There’s one division that’s clear: anytime you hear anything that sounds like a human voice, whether it’s enunciating lyrics clearly or sort of ooh-ing and ahh-ing, that voice is generated by the AI.

“this kind of AI model is absolutely an ‘instrument’ you need to learn to play”

Making this album, I learned that this kind of AI model is absolutely an “instrument” you need to learn to play. And I’ve come to believe that analogy is a lot more useful and generative than like, “AI co-composer” or “automatic AI artist” or whatever other analogy you might have heard or can imagine. It’s basically a tuba! A very… strange… and powerful… tuba…

Haha, right! I’ve spoken to quite a few artists who use machine learning models to make songs or books, and they often talk about the dynamic between them and the AI — whether it was pushing them in a given direction, for example. Did it feel like this for you at all, when you were exploring what music Jukebox could give you?

I love this question, and here’s why: previously, I have been pretty skeptical / critical of the “big [AI] models trained on everything,” even as they’ve risen to prominence. This is a class that includes GPT-3, Jukebox, CLIP, VQGAN, etc. It’s very clear that this approach produces powerful results, but I always thought it was more creatively interesting to take responsibility for your own dataset, understand its composition as a key creative decision, etc. And I still think that’s true, to a degree…

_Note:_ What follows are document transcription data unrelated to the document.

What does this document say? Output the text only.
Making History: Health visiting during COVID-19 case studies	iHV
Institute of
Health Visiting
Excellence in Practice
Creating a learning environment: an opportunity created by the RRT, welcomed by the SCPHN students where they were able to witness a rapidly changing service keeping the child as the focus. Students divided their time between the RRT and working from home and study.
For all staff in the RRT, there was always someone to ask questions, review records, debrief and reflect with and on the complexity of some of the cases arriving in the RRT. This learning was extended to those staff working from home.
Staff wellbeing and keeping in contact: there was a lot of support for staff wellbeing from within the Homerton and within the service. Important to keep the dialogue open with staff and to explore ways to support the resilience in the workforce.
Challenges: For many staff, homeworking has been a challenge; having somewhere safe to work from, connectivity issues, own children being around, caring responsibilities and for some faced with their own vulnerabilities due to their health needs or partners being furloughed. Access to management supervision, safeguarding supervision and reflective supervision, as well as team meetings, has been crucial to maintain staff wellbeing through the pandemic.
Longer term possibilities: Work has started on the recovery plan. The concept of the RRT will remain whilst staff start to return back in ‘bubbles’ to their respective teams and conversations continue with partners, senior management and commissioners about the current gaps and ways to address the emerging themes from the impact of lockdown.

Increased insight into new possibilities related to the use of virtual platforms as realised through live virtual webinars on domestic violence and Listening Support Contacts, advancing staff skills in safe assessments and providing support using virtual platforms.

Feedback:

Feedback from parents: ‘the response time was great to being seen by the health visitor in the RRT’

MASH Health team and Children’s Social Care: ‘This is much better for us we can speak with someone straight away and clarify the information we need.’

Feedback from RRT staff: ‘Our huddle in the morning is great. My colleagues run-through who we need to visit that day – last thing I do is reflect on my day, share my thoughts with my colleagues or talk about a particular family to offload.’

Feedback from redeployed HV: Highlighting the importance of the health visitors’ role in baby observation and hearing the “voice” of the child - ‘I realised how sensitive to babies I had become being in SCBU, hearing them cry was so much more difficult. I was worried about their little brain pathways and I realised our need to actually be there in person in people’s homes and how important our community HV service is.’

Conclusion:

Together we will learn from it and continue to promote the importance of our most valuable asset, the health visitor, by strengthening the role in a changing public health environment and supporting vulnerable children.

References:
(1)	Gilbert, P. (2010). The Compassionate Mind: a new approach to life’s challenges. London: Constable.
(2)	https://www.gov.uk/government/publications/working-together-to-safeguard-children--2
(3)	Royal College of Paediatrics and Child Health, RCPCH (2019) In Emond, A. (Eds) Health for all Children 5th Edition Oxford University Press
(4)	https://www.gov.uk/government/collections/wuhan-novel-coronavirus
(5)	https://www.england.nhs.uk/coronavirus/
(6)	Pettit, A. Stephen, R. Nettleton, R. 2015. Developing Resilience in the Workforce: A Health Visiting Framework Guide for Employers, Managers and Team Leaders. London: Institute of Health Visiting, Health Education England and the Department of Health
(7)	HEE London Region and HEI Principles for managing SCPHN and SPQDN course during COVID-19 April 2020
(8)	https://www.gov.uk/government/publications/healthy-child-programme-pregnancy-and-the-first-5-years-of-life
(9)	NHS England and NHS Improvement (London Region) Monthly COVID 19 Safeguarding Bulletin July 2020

“it has felt like wandering in an enormous labyrinth or a dead city”

The experience of using Jukebox really turned me around on this. For me, it has felt like wandering in an enormous labyrinth or a dead city: huge, full of alleys and arcades. Even now, having used it for so long, I have no idea what’s still waiting in there, what can be found and carried out. Obviously, I’m betraying the fact that I’ve played too many RPGs here… but truly! That’s the feeling, and it’s VERY fun.

With that in mind, then, what do you think making this album with Jesse taught you about the future of AI and creativity? What do you think these systems will be doing in the future?

AI techniques can do a whole bunch of different things for different kinds of artists, of course, but regarding this specific category, the generative model that can produce new music, new sounds. It seems TOTALLY clear to me that these are on the path to becoming a new kind of synthesizer or electric guitar. I think the story will be broadly similar — they’ll go from research project to novelty (which is where we’re at now) to tools for nascent virtuosos (it’s exciting to think about getting to that point!) to commonplace participants in any / every studio.